Acquisition costs for business combinations are expensed as incurred, in accordance with relevant accounting guidance, rather than capitalized into the purchase price of an acquisition. Management excludes these expenses when evaluating operating activities and for strategic decision making, forecasting future results and evaluating current performance. Management believes that utilizing non-GAAP financial measures that exclude this item is useful in providing an alternate measure that excludes the variability caused by purchase accounting factors.



(6)

Debt issuance and refinancing costs have been excluded as they are discrete charges we incurred to issue or refinance our credit facility. In the second quarter of 2013, we recorded debt extinguishment and refinancing expense of $3.0 million from a credit facility amendment that reduced the interest rate and extended the maturity of our term loan, and modified financial covenants in Microsemi's favor. In the second quarter of 2012, we recorded debt extinguishment and refinancing expense of $1.5 million from a credit facility amendment that reduced the interest rate on our term loan. In the first quarter of 2012, we increased our credit facility in conjunction with the acquisition of Zarlink and recorded $34.0 million in debt extinguishment expense. Management excludes these expenses from internal measurements of credit facility interest rates and in evaluating current performance.

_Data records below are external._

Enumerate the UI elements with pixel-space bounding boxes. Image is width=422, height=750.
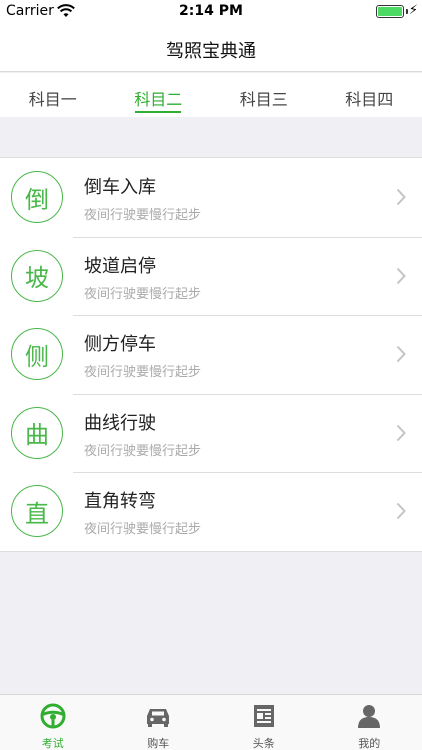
item-title: 直角转弯 — [84, 491, 156, 512]
item-title: 倒车入库 — [84, 177, 156, 198]
item-badge-icon: 曲 — [11, 406, 63, 459]
item-badge-icon: 直 — [11, 485, 63, 537]
charging-icon: ⚡ — [408, 3, 418, 18]
car-icon — [147, 709, 170, 727]
chevron-right-icon — [396, 188, 406, 206]
tab-label: 科目一 — [28, 90, 77, 109]
item-subtitle: 夜间行驶要慢行起步 — [84, 286, 202, 302]
battery-cap — [406, 9, 408, 14]
tab-subject-1[interactable]: 科目一 — [0, 73, 106, 117]
item-title: 侧方停车 — [84, 334, 156, 355]
tab-buy-car[interactable]: 购车 — [106, 695, 212, 750]
item-subtitle: 夜间行驶要慢行起步 — [84, 443, 202, 459]
tab-label: 科目三 — [239, 90, 288, 109]
item-title: 曲线行驶 — [84, 412, 156, 434]
tab-headlines[interactable]: 头条 — [211, 695, 317, 750]
tab-label: 头条 — [252, 737, 275, 750]
chevron-right-icon — [396, 424, 406, 441]
steering-wheel-icon — [40, 703, 66, 729]
tab-subject-3[interactable]: 科目三 — [211, 73, 317, 117]
tab-exam[interactable]: 考试 — [0, 695, 106, 750]
list-item-curve-driving[interactable]: 曲 曲线行驶 夜间行驶要慢行起步 — [0, 393, 422, 473]
active-tab-indicator — [135, 111, 182, 113]
item-title: 坡道启停 — [84, 255, 156, 277]
tab-label: 科目四 — [345, 90, 394, 109]
status-bar: Carrier 2:14 PM ⚡ — [0, 0, 422, 24]
list-item-parallel-parking[interactable]: 侧 侧方停车 夜间行驶要慢行起步 — [0, 315, 422, 394]
clock: 2:14 PM — [179, 3, 243, 19]
news-icon — [253, 705, 274, 727]
exam-item-list: 倒 倒车入库 夜间行驶要慢行起步 坡 坡道启停 夜间行驶要慢行起步 侧 侧方停车… — [0, 157, 422, 552]
tab-label: 科目二 — [134, 90, 183, 109]
tab-subject-4[interactable]: 科目四 — [317, 73, 422, 117]
bottom-tab-bar: 考试 购车 头条 我的 — [0, 694, 422, 750]
tab-label: 考试 — [41, 737, 64, 750]
item-badge-icon: 侧 — [11, 328, 63, 380]
list-item-right-angle-turn[interactable]: 直 直角转弯 夜间行驶要慢行起步 — [0, 472, 422, 551]
tab-label: 我的 — [358, 737, 381, 750]
page-title: 驾照宝典通 — [166, 41, 256, 62]
tab-profile[interactable]: 我的 — [317, 695, 422, 750]
chevron-right-icon — [396, 502, 406, 520]
chevron-right-icon — [396, 267, 406, 284]
list-item-hill-start[interactable]: 坡 坡道启停 夜间行驶要慢行起步 — [0, 236, 422, 316]
tab-label: 购车 — [147, 737, 170, 750]
item-badge-icon: 坡 — [11, 249, 63, 302]
item-subtitle: 夜间行驶要慢行起步 — [84, 365, 202, 380]
list-item-reverse-parking[interactable]: 倒 倒车入库 夜间行驶要慢行起步 — [0, 158, 422, 237]
item-subtitle: 夜间行驶要慢行起步 — [84, 522, 202, 537]
navigation-bar: 驾照宝典通 — [0, 24, 422, 72]
person-icon — [358, 705, 381, 728]
chevron-right-icon — [396, 345, 406, 363]
subject-tabs: 科目一 科目二 科目三 科目四 — [0, 73, 422, 117]
battery-icon — [376, 5, 404, 18]
item-subtitle: 夜间行驶要慢行起步 — [84, 208, 202, 223]
tab-subject-2[interactable]: 科目二 — [106, 73, 212, 117]
item-badge-icon: 倒 — [11, 171, 63, 223]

Management believes that utilizing non-GAAP financial measures that exclude this item is useful in providing an alternate measure that is reflective of the ongoing characteristics of the amended credit facility.



(7)

Changes in the fair value of term loan balances outstanding and related interest rate swaps do not result in a change to the principal we owe and are non-cash amounts that management excludes from internal measurements and from forecasting future results. We elected the fair value option in accounting for term loan balances outstanding under Microsemi's credit facility prior to the October 2011 amendment of our credit facility and changes in fair value of the loan balances and related interest rate swaps were reflected as adjustments to the income statement. We did not elect the fair value option on subsequent amendments and are reporting the current term loan balance at par. We entered into a foreign currency forward near the end of the fourth quarter of 2011 to minimize exposure to USD/CAD exchange rates in conjunction with the acquisition of Zarlink. We recognized a $15.4 million gain on settlement in the first quarter of 2012 that was offset by a $10.3 million loss from fair value changes in term loan balances and interest rate swaps, all of which we excluded from our non-GAAP results. Subsequent to the first quarter of 2012, only our interest rate swaps were recorded under fair value accounting. We entered into interest rate swaps as a cash flow hedge on our variable rate term loan, but as these swaps did not qualify for hedge accounting, we record gains and losses for the change in fair value. Management excludes these gains and losses from internal measurements and in evaluating current performance. Management believes that utilizing non-GAAP financial measures that exclude this item is useful in providing an alternate measure that excludes these non-cash fair value adjustments that do not reflect ongoing operations or the ultimate settlement amount of our term loan.



(8)

The tax effect on non-GAAP adjustments represents the difference in the provision for income taxes that resulted from non-GAAP adjustments to pretax income and also certain acquisition-related and nondeductible stock-based compensation items, non-cash valuation allowance charges and releases related to deferred tax assets. These amounts are excluded as non-GAAP adjustments as the requirement or releases of valuation allowance related to restructuring activities or acquisitions are not viewed by management as being reflective of the business' ongoing tax position.